Вместе с тем, Гоголь, критикуя российскую культуру, открыл такие пласты традиционности, которые не были известны Лермонтову и на существование которых всего лишь указал Пушкин. Гоголевский Акакий Акакиевич Башмачкин это ближайший родственник пушкинского Самсона Вырина. Но не из пушкинского «Станционного смотрителя» вышла вся последующая русская литература о «маленьком человеке», а из гоголевской «Шинели». Тем не менее, в методологии анализа российской традиционности Гоголь, Пушкин и Лермонтов стоят рядом. Акакий, Онегин и Печорин – «застрявшие» персонажи, патологически раздвоены и не способны эту раздвоенность преодолеть. Эта неспособность ведет их к умиранию, гибели. В этой способности/неспособности – проблема выживания современной России. У всех трех эта проблема звучит примерно так – способен ли русский человек найти в себе цивилизационный ресурс, чтобы также, как лермонтовский Демон, сознательно раздваивать синкретичные смыслы, например, Бога, человека, и также, как Демон, синтезировать их в богочеловеческой способности к формированию новых форм культуры, например, в способности понять личность через любовь, а любовь через личность?

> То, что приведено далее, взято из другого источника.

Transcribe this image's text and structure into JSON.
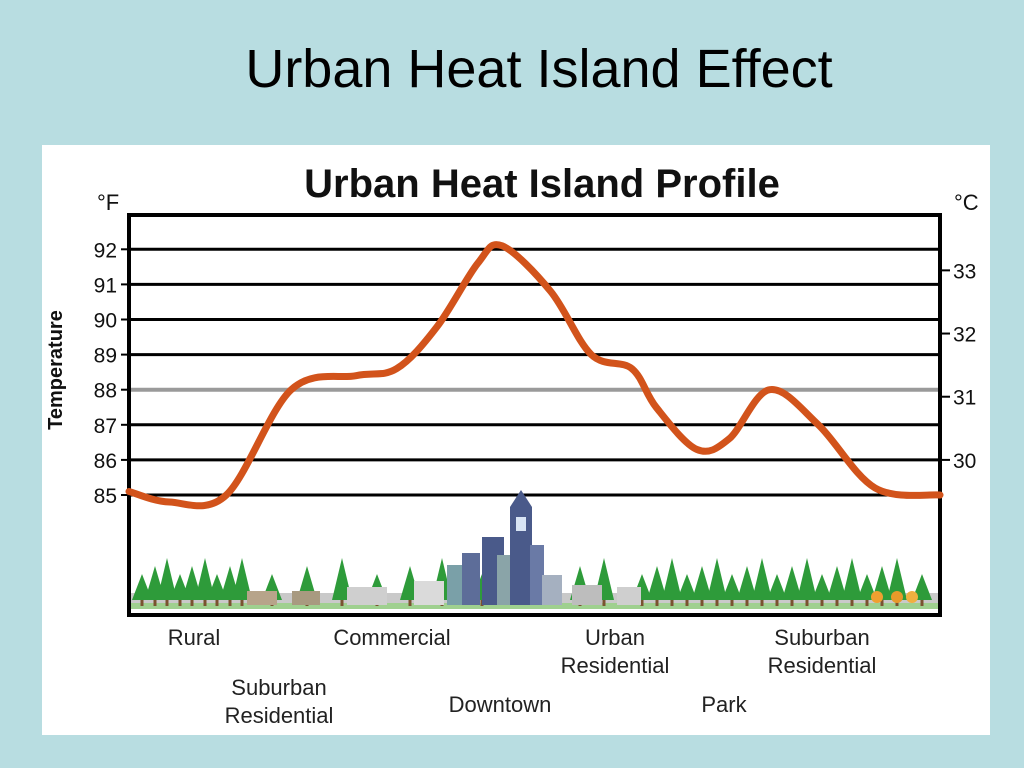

Либо русского человека ожидает иное будущее – он как Акакий Акакиевич фатально застрянет в сфере между традиционно сложившимися смыслами, например, иметь шинель или не иметь, и не будучи способным организовать свою жить так, чтобы иметь шинель, и, не будучи способным жить без шинели, умрет? Логики Демона и Акакия это смысловое пространство культурного выбора между логиками Нового и Ветхого Заветов в условиях современной России. Демон и Акакий это два пути России, два взгляда на ее будущее, две исторические альтернативы, через которые видны жизнь и смерть России. Выбор за русским человеком. И объяснили, проанализировали логику этого выбора два великих писателя, владевших методологией новозаветно-гуманистического анализа человеческой реальности – Лермонтов и Гоголь.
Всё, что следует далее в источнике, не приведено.